Il Tribunale di Paola ha emesso la sentenza di primo grado nel processo “Katarion”, un’importante operazione antimafia condotta dalla Direzione Distrettuale Antimafia (DDA) di Catanzaro. L’inchiesta ha colpito duramente il clan Muto di Cetraro, attivo nel traffico di droga e nelle estorsioni lungo il Tirreno cosentino, in particolare nei comuni di Cetraro, Diamante, Scalea e Buonvicino.
Esito del processo
- Condanne: 19 imputati sono stati condannati, con pene che variano da 1 anno e 3 mesi fino a 26 anni e 11 mesi di reclusione. Tra le condanne più severe figurano:
- Giuseppe Mandaliti: 26 anni e 11 mesi
- Carlo Ricca: 16 anni e 10 mesi
- Ivan Vilardi: 14 anni e 10 mesi
- Lorenzo Pastorelli: 14 anni e 10 mesi
- Luca Grosso Ciponte: 13 anni e 10 mesi
- Assoluzioni: 7 imputati sono stati assolti, tra cui Giovanni Aita, Carmine Antonuccio, Davide Caccamo, Franco Scorza, Carmine Perrone, Loris Ricco e Andrea Valente.

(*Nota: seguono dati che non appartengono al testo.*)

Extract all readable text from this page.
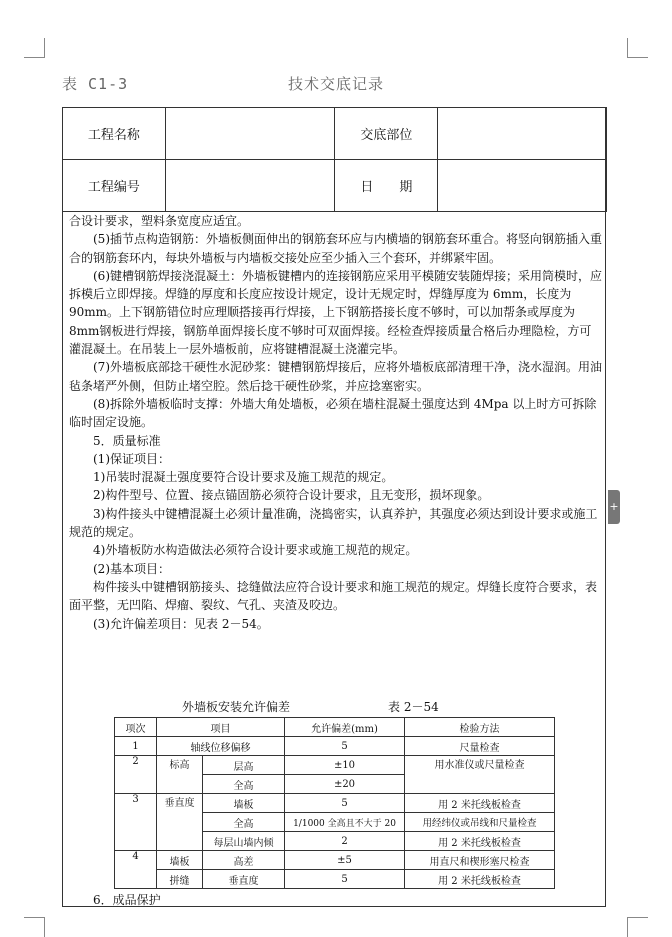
表 C1-3	技术交底记录
工程名称		交底部位	
工程编号		日　　期	

合设计要求，塑料条宽度应适宜。

(5)插节点构造钢筋：外墙板侧面伸出的钢筋套环应与内横墙的钢筋套环重合。将竖向钢筋插入重合的钢筋套环内，每块外墙板与内墙板交接处应至少插入三个套环，并绑紧牢固。

(6)键槽钢筋焊接浇混凝土：外墙板键槽内的连接钢筋应采用平模随安装随焊接；采用筒模时，应拆模后立即焊接。焊缝的厚度和长度应按设计规定，设计无规定时，焊缝厚度为 6mm，长度为 90mm。上下钢筋错位时应理顺搭接再行焊接，上下钢筋搭接长度不够时，可以加帮条或厚度为 8mm钢板进行焊接，钢筋单面焊接长度不够时可双面焊接。经检查焊接质量合格后办理隐检，方可灌混凝土。在吊装上一层外墙板前，应将键槽混凝土浇灌完毕。

(7)外墙板底部捻干硬性水泥砂浆：键槽钢筋焊接后，应将外墙板底部清理干净，浇水湿润。用油毡条堵严外侧，但防止堵空腔。然后捻干硬性砂浆，并应捻塞密实。

(8)拆除外墙板临时支撑：外墙大角处墙板，必须在墙柱混凝土强度达到 4Mpa 以上时方可拆除临时固定设施。

5．质量标准

(1)保证项目：

1)吊装时混凝土强度要符合设计要求及施工规范的规定。

2)构件型号、位置、接点锚固筋必须符合设计要求，且无变形，损坏现象。

3)构件接头中键槽混凝土必须计量准确，浇捣密实，认真养护，其强度必须达到设计要求或施工规范的规定。

4)外墙板防水构造做法必须符合设计要求或施工规范的规定。

(2)基本项目：

构件接头中键槽钢筋接头、捻缝做法应符合设计要求和施工规范的规定。焊缝长度符合要求，表面平整，无凹陷、焊瘤、裂纹、气孔、夹渣及咬边。

(3)允许偏差项目：见表 2－54。

外墙板安装允许偏差	表 2－54
项次	项目		允许偏差(mm)	检验方法
1	轴线位移偏移		5	尺量检查
2	标高	层高	±10	用水准仪或尺量检查
		全高	±20	
3	垂直度	墙板	5	用 2 米托线板检查
		全高	1/1000 全高且不大于 20	用经纬仪或吊线和尺量检查
		每层山墙内倾	2	用 2 米托线板检查
4	墙板	高差	±5	用直尺和楔形塞尺检查
	拼缝	垂直度	5	用 2 米托线板检查
6．成品保护
+
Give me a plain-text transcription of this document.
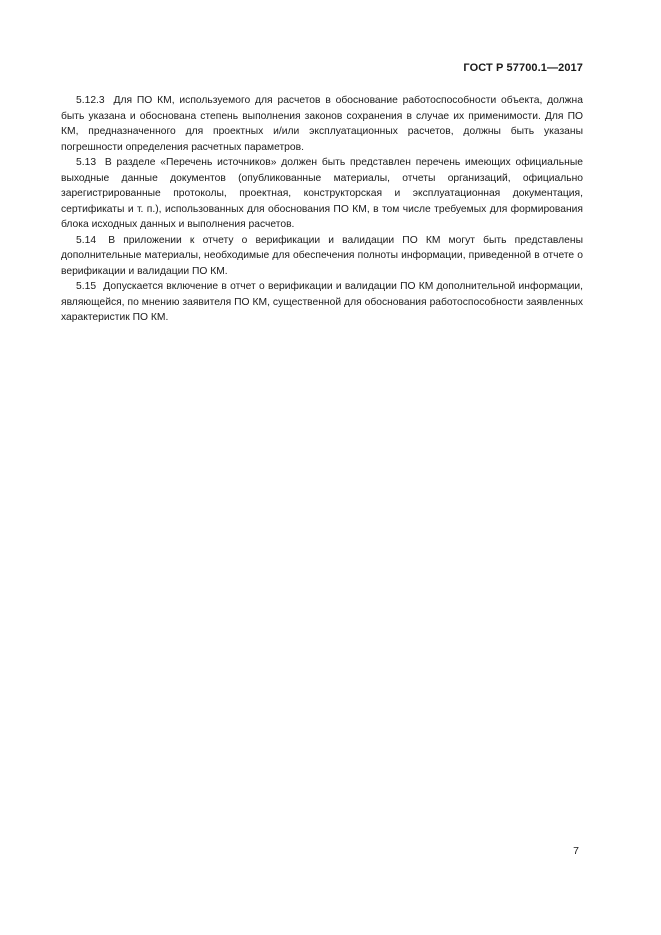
ГОСТ Р 57700.1—2017

5.12.3 Для ПО КМ, используемого для расчетов в обоснование работоспособности объекта, должна быть указана и обоснована степень выполнения законов сохранения в случае их применимости. Для ПО КМ, предназначенного для проектных и/или эксплуатационных расчетов, должны быть указаны погрешности определения расчетных параметров.

5.13 В разделе «Перечень источников» должен быть представлен перечень имеющих официальные выходные данные документов (опубликованные материалы, отчеты организаций, официально зарегистрированные протоколы, проектная, конструкторская и эксплуатационная документация, сертификаты и т. п.), использованных для обоснования ПО КМ, в том числе требуемых для формирования блока исходных данных и выполнения расчетов.

5.14 В приложении к отчету о верификации и валидации ПО КМ могут быть представлены дополнительные материалы, необходимые для обеспечения полноты информации, приведенной в отчете о верификации и валидации ПО КМ.

5.15 Допускается включение в отчет о верификации и валидации ПО КМ дополнительной информации, являющейся, по мнению заявителя ПО КМ, существенной для обоснования работоспособности заявленных характеристик ПО КМ.

7
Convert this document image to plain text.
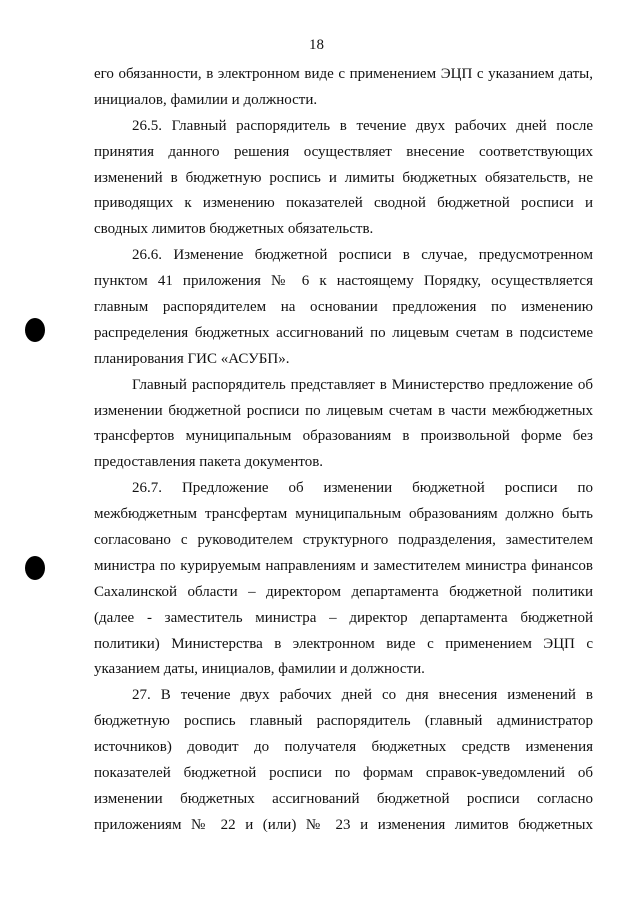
18
его обязанности, в электронном виде с применением ЭЦП с указанием даты,
инициалов, фамилии и должности.
26.5. Главный распорядитель в течение двух рабочих дней после
принятия данного решения осуществляет внесение соответствующих
изменений в бюджетную роспись и лимиты бюджетных обязательств, не
приводящих к изменению показателей сводной бюджетной росписи и
сводных лимитов бюджетных обязательств.
26.6. Изменение бюджетной росписи в случае, предусмотренном
пунктом 41 приложения № 6 к настоящему Порядку, осуществляется
главным распорядителем на основании предложения по изменению
распределения бюджетных ассигнований по лицевым счетам в подсистеме
планирования ГИС «АСУБП».
Главный распорядитель представляет в Министерство предложение об
изменении бюджетной росписи по лицевым счетам в части межбюджетных
трансфертов муниципальным образованиям в произвольной форме без
предоставления пакета документов.
26.7. Предложение об изменении бюджетной росписи по
межбюджетным трансфертам муниципальным образованиям должно быть
согласовано с руководителем структурного подразделения, заместителем
министра по курируемым направлениям и заместителем министра финансов
Сахалинской области – директором департамента бюджетной политики
(далее - заместитель министра – директор департамента бюджетной
политики) Министерства в электронном виде с применением ЭЦП с
указанием даты, инициалов, фамилии и должности.
27. В течение двух рабочих дней со дня внесения изменений в
бюджетную роспись главный распорядитель (главный администратор
источников) доводит до получателя бюджетных средств изменения
показателей бюджетной росписи по формам справок-уведомлений об
изменении бюджетных ассигнований бюджетной росписи согласно
приложениям № 22 и (или) № 23 и изменения лимитов бюджетных
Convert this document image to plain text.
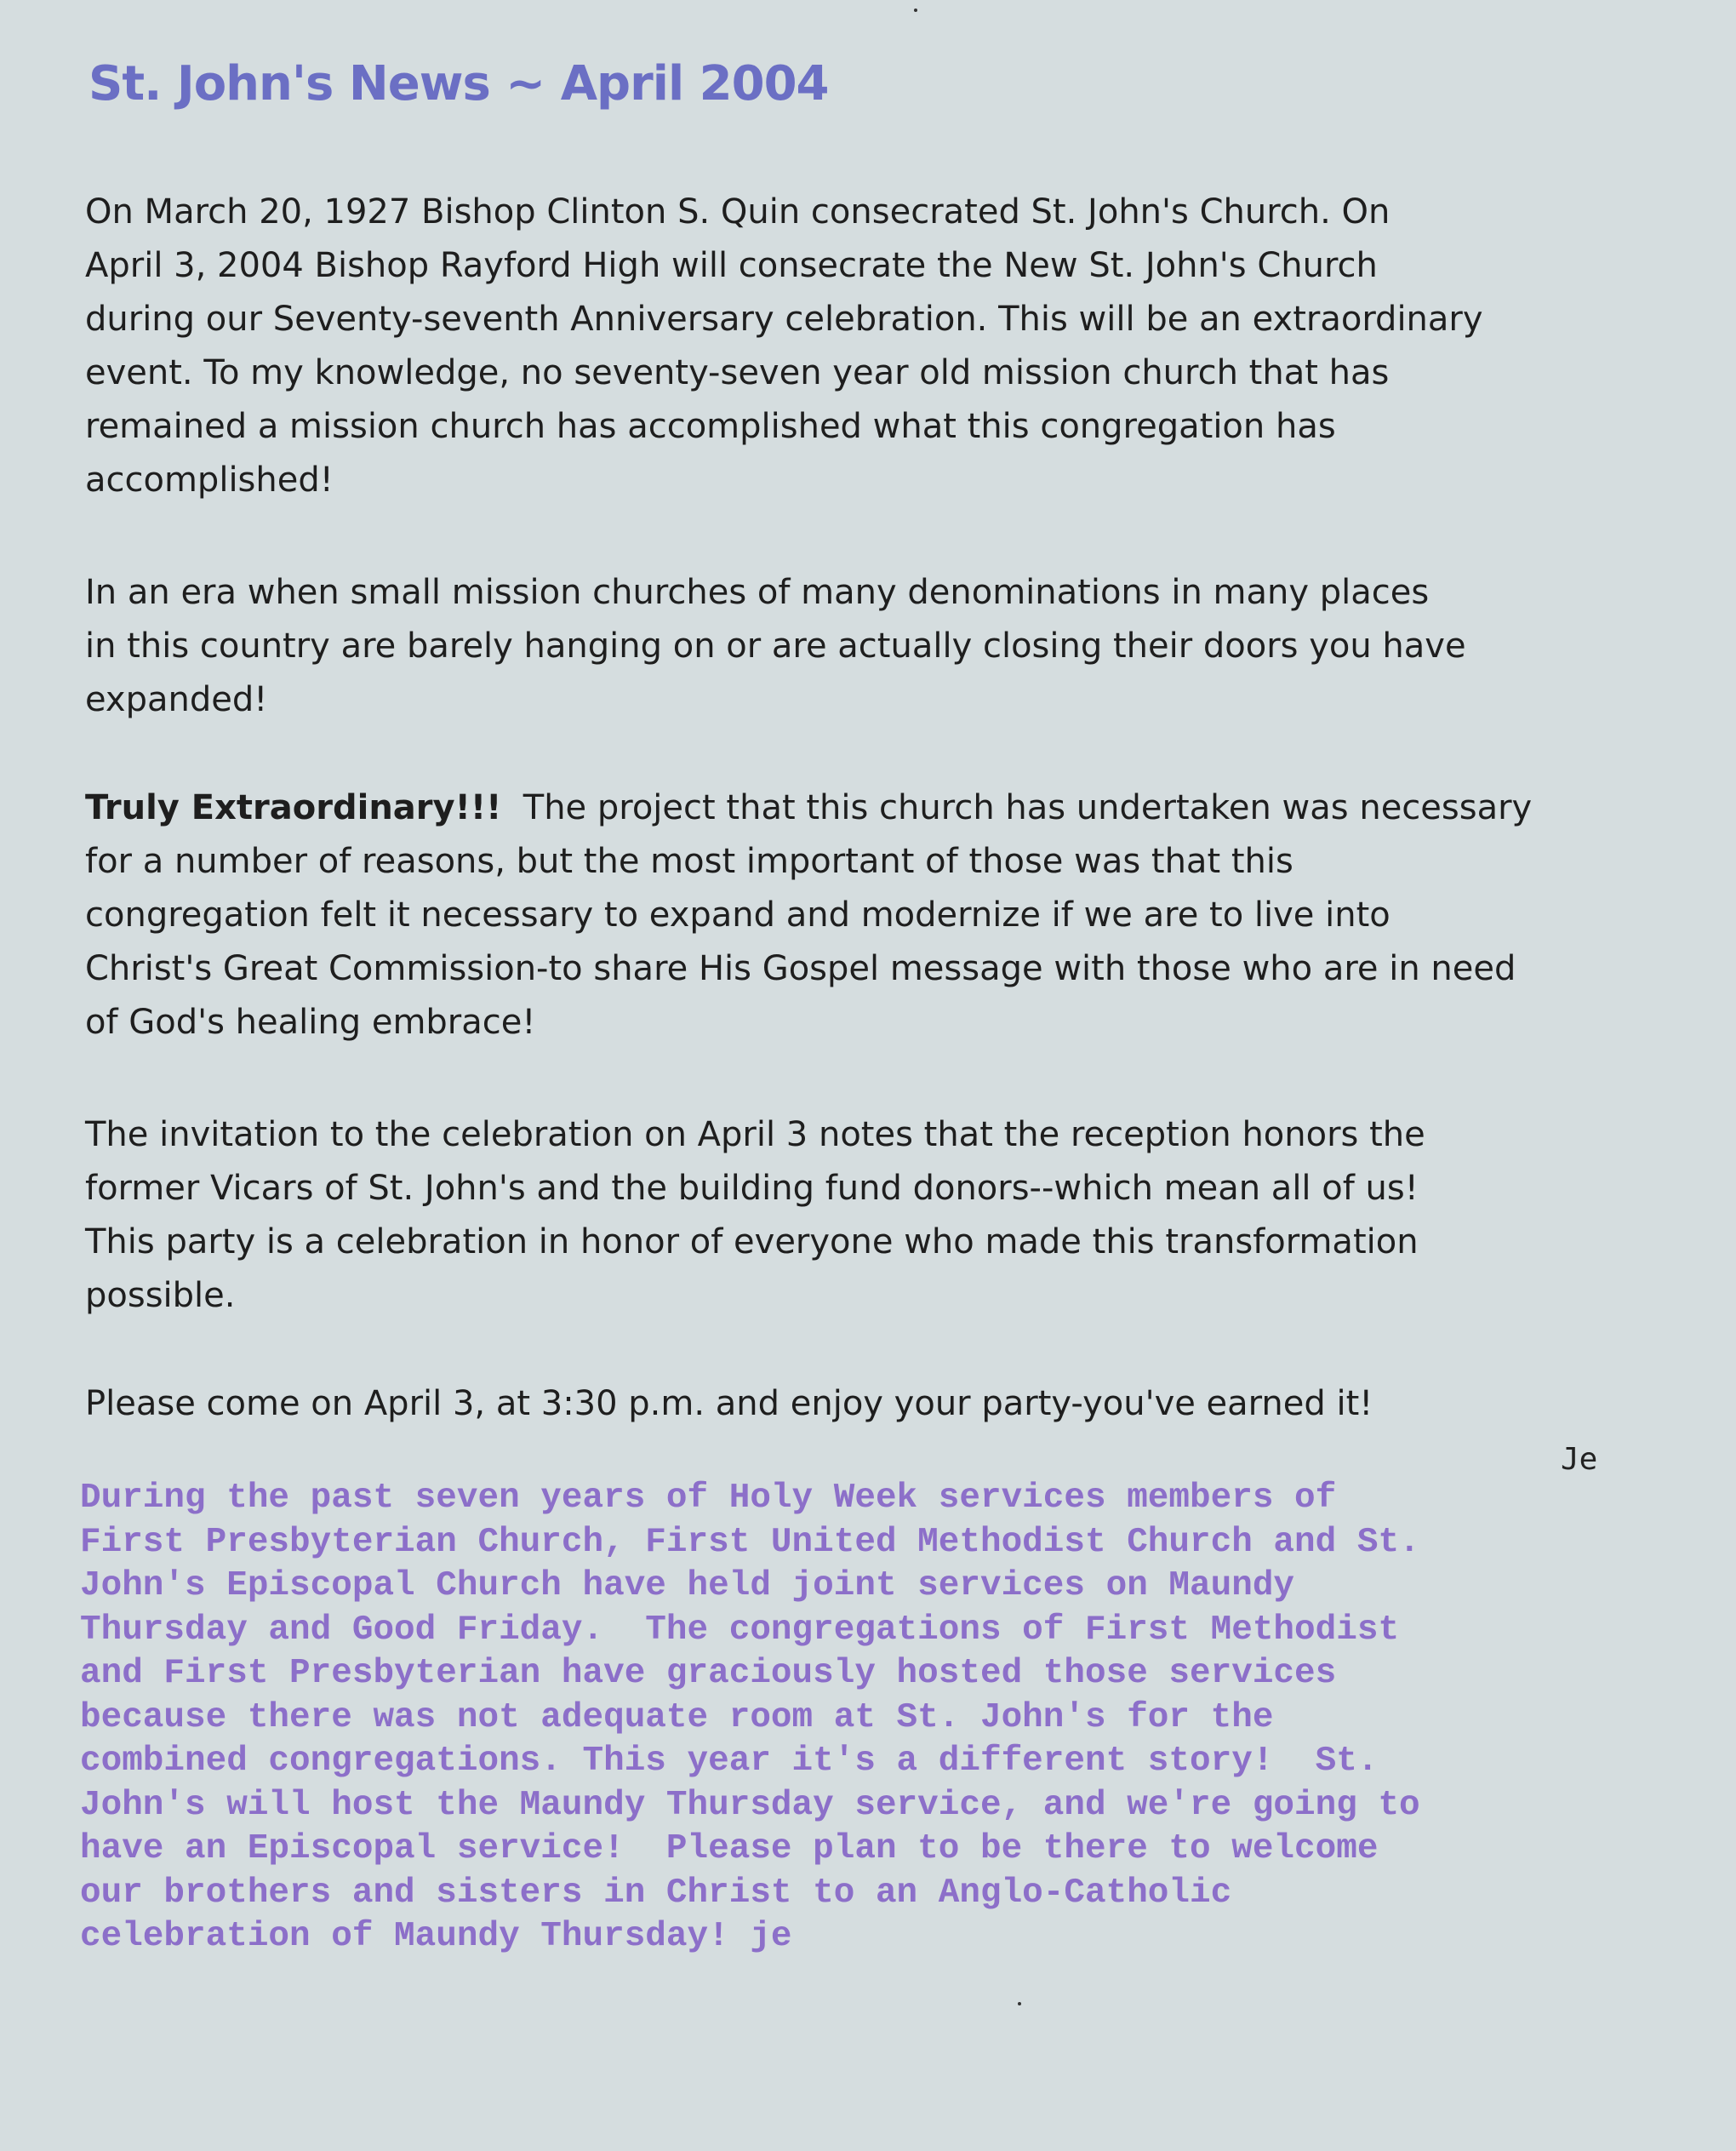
St. John's News ~ April 2004
On March 20, 1927 Bishop Clinton S. Quin consecrated St. John's Church. On
April 3, 2004 Bishop Rayford High will consecrate the New St. John's Church
during our Seventy-seventh Anniversary celebration. This will be an extraordinary
event. To my knowledge, no seventy-seven year old mission church that has
remained a mission church has accomplished what this congregation has
accomplished!
In an era when small mission churches of many denominations in many places
in this country are barely hanging on or are actually closing their doors you have
expanded!
Truly Extraordinary!!!  The project that this church has undertaken was necessary
for a number of reasons, but the most important of those was that this
congregation felt it necessary to expand and modernize if we are to live into
Christ's Great Commission-to share His Gospel message with those who are in need
of God's healing embrace!
The invitation to the celebration on April 3 notes that the reception honors the
former Vicars of St. John's and the building fund donors--which mean all of us!
This party is a celebration in honor of everyone who made this transformation
possible.
Please come on April 3, at 3:30 p.m. and enjoy your party-you've earned it!
Je
During the past seven years of Holy Week services members of
First Presbyterian Church, First United Methodist Church and St.
John's Episcopal Church have held joint services on Maundy
Thursday and Good Friday.  The congregations of First Methodist
and First Presbyterian have graciously hosted those services
because there was not adequate room at St. John's for the
combined congregations. This year it's a different story!  St.
John's will host the Maundy Thursday service, and we're going to
have an Episcopal service!  Please plan to be there to welcome
our brothers and sisters in Christ to an Anglo-Catholic
celebration of Maundy Thursday! je
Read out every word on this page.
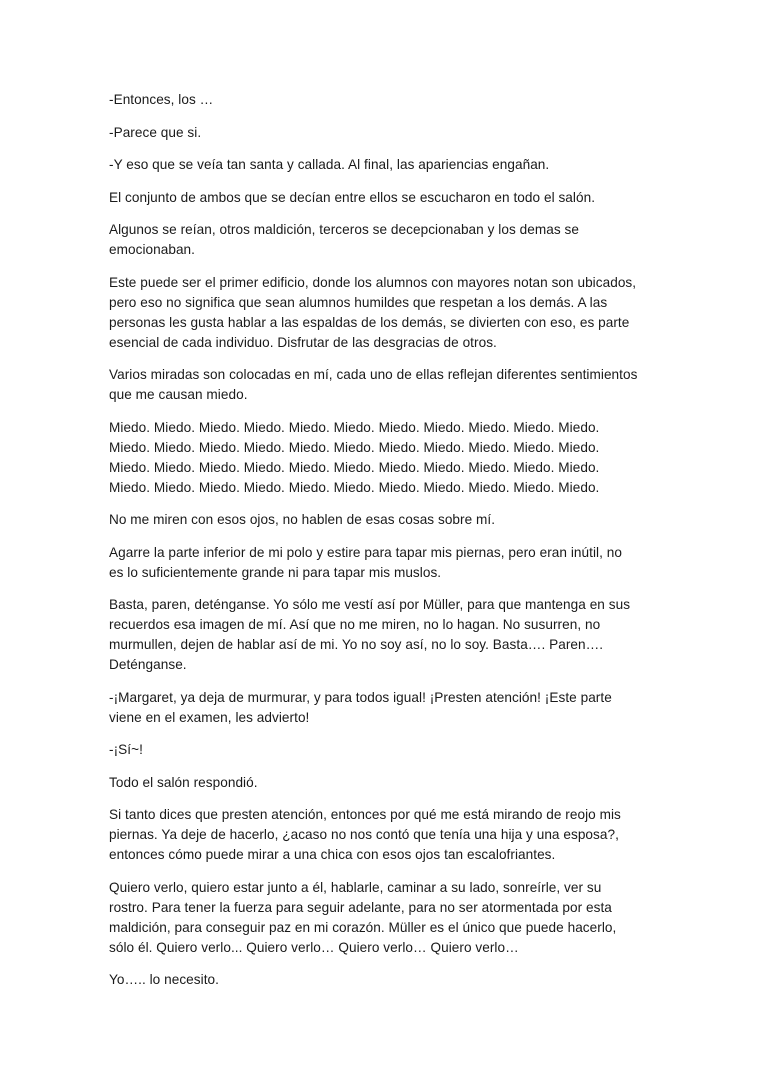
-Entonces, los …

-Parece que si.

-Y eso que se veía tan santa y callada. Al final, las apariencias engañan.

El conjunto de ambos que se decían entre ellos se escucharon en todo el salón.

Algunos se reían, otros maldición, terceros se decepcionaban y los demas se
emocionaban.

Este puede ser el primer edificio, donde los alumnos con mayores notan son ubicados,
pero eso no significa que sean alumnos humildes que respetan a los demás. A las
personas les gusta hablar a las espaldas de los demás, se divierten con eso, es parte
esencial de cada individuo. Disfrutar de las desgracias de otros.

Varios miradas son colocadas en mí, cada uno de ellas reflejan diferentes sentimientos
que me causan miedo.

Miedo. Miedo. Miedo. Miedo. Miedo. Miedo. Miedo. Miedo. Miedo. Miedo. Miedo.
Miedo. Miedo. Miedo. Miedo. Miedo. Miedo. Miedo. Miedo. Miedo. Miedo. Miedo.
Miedo. Miedo. Miedo. Miedo. Miedo. Miedo. Miedo. Miedo. Miedo. Miedo. Miedo.
Miedo. Miedo. Miedo. Miedo. Miedo. Miedo. Miedo. Miedo. Miedo. Miedo. Miedo.

No me miren con esos ojos, no hablen de esas cosas sobre mí.

Agarre la parte inferior de mi polo y estire para tapar mis piernas, pero eran inútil, no
es lo suficientemente grande ni para tapar mis muslos.

Basta, paren, deténganse. Yo sólo me vestí así por Müller, para que mantenga en sus
recuerdos esa imagen de mí. Así que no me miren, no lo hagan. No susurren, no
murmullen, dejen de hablar así de mi. Yo no soy así, no lo soy. Basta…. Paren….
Deténganse.

-¡Margaret, ya deja de murmurar, y para todos igual! ¡Presten atención! ¡Este parte
viene en el examen, les advierto!

-¡Sí~!

Todo el salón respondió.

Si tanto dices que presten atención, entonces por qué me está mirando de reojo mis
piernas. Ya deje de hacerlo, ¿acaso no nos contó que tenía una hija y una esposa?,
entonces cómo puede mirar a una chica con esos ojos tan escalofriantes.

Quiero verlo, quiero estar junto a él, hablarle, caminar a su lado, sonreírle, ver su
rostro. Para tener la fuerza para seguir adelante, para no ser atormentada por esta
maldición, para conseguir paz en mi corazón. Müller es el único que puede hacerlo,
sólo él. Quiero verlo... Quiero verlo… Quiero verlo… Quiero verlo…

Yo….. lo necesito.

- Prescrizioni: 9 imputati non sono stati giudicati per intervenuta prescrizione dei reati contestati.
Dettagli dell’inchiesta
L’operazione “Katarion”, avviata nel marzo 2021, ha documentato circa 250 episodi di cessione di sostanze stupefacenti. Le indagini hanno evidenziato una struttura criminale ben organizzata, con ruoli definiti e un controllo capillare delle piazze di spaccio. Oltre al traffico di droga, sono stati contestati reati di estorsione e detenzione illegale di armi, aggravati dal metodo mafioso.
Implicazioni e parti civili
Tra le parti civili nel processo figurano l’associazione antiracket di Cosenza, i Ministeri della Salute e dell’Interno, oltre a titolari e amministratori di aziende locali. La sentenza rappresenta un significativo passo avanti nella lotta contro la criminalità organizzata nella regione.